A Universe From NothingNothing induces humility quite like grappling with theoretical physics. Richard Dawkins and some of his contemporaries in the fields of biology and evolutionary psychology posit that our brains evolved to contemplate numbers on a much smaller scale than is required for complex mathematics, population studies or something as seemingly uncomplicated as dating the age of our planet. Though we can manipulate a number like one billion, though we know how many millions it constitutes, and how many thousands, the ability to conceptualize it eludes most of us. Consider the discrepancy between science’s best estimate of the age of our planet (4.54 billion years) and the ravings of creationists and biblical literalists that our earth is only ten thousand years old. Dawkins has called this a “non-trivial” error, bemoaning the ubiquity with which the latter figure is thrown out in religious discussions and politics, and comparing the magnitude of error to thinking that Los Angeles and New York City are separated by millimeters rather than thousands of kilometers. But what to do with 4.54 billion? One billion years contains ten million centuries, one hundred million decades. Our planet’s 4.54 billion years contains the entire history of our species, and untold numbers of prior species. It is cliche, but often only cliche will do: our entire existence, from caves to skyscrapers, constitutes a cosmic blink of the eye.

If this discomforts you, Krauss offers little consolation. The age of our known universe is 14.72 billion years, and investigations into how it all began – the brunt of this challenging book – inevitably end up raising more questions than they answer. The book is part theory, part survey of 20th century physics, a kind of forensic detective story with a very ambitious goal, bluntly revealed by the title: how is it that a universe, so large in scope and immensity, can form from nothing? In attempting to answer that question, Krauss weaves a tale of greater awe and grandeur than any yet served up by the human imagination.

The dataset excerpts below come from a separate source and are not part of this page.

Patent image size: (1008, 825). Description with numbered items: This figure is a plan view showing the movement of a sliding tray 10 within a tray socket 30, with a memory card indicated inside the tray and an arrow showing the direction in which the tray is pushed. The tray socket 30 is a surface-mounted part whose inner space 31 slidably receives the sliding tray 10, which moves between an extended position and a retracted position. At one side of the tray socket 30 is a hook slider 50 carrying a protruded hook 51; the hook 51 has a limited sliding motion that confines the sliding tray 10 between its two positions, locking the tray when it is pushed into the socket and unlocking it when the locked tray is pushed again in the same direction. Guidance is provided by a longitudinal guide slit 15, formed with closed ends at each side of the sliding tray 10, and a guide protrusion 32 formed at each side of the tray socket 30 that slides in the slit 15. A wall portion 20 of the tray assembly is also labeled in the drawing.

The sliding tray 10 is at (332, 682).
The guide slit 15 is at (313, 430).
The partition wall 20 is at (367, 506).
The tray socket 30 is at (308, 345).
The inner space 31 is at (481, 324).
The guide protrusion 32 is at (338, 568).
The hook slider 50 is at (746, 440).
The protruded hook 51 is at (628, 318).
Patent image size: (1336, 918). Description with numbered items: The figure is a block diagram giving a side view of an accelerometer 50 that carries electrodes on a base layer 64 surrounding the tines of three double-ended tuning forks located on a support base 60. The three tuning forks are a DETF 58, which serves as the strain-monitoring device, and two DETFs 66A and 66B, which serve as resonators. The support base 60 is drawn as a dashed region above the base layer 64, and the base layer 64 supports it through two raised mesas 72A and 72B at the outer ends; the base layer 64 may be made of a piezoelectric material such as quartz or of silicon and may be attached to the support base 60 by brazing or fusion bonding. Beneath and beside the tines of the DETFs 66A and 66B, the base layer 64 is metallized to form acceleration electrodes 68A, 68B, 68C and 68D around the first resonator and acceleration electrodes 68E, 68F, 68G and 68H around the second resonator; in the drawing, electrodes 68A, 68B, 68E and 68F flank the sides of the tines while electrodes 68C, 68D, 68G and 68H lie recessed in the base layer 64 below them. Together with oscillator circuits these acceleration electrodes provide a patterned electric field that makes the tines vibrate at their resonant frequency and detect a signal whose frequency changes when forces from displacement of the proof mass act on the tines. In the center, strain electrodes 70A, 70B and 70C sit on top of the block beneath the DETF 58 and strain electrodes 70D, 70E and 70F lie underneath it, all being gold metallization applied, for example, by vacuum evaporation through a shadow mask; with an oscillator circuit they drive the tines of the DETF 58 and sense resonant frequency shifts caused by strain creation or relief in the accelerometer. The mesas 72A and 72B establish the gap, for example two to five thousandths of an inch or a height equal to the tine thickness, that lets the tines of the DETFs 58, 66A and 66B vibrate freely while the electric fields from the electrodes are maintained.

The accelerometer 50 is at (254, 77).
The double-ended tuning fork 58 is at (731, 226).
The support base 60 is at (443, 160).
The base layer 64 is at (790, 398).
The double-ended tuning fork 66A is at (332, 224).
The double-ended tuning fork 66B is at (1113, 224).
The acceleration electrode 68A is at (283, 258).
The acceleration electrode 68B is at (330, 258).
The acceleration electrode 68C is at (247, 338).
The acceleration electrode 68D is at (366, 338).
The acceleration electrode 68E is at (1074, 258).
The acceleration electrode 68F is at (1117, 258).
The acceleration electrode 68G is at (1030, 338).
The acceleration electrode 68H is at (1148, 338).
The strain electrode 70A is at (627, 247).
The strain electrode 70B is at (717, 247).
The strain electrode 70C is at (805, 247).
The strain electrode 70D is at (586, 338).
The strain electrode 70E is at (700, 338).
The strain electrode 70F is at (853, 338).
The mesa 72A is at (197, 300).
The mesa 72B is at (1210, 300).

But if the picture Krauss paints is increasingly bleak – a cold, indifferent and ever-expanding universe destined, one day, to implode, will cheer few – the message of his book is one of increasing optimism. He grounds his philosophical discussions in the personal: Krauss’ initial attraction to theoretical physics was the hope of answering the big questions, particularly “why” and “how” we are here. Inspired by what he thought as a profound search for meaning, he has come to believe that the future of physics might very well be that of “just another environmental science,” which is not to disparage the latter but to speak to the impossibility of attaining to the questions of ultimate meaning. In quoting Camus, he implicitly likens himself – and, in the process, all of mankind – to Sisyphus, doomed to the menial task of pushing a boulder up a hill only to have it roll down and have to repeat the process. The myth is often used as an allegory for man’s plight, the absurdity of our irrelevance in a godless universe; but for Krauss, as for Camus, Sisyphus is smiling, taking pleasure in his labor rather than any particular endgoal. It is an incredibly difficult thing to do, to smile in the face of aridity and disenchantment, but the mere possibility – to me, at least – is infinitely uplifting.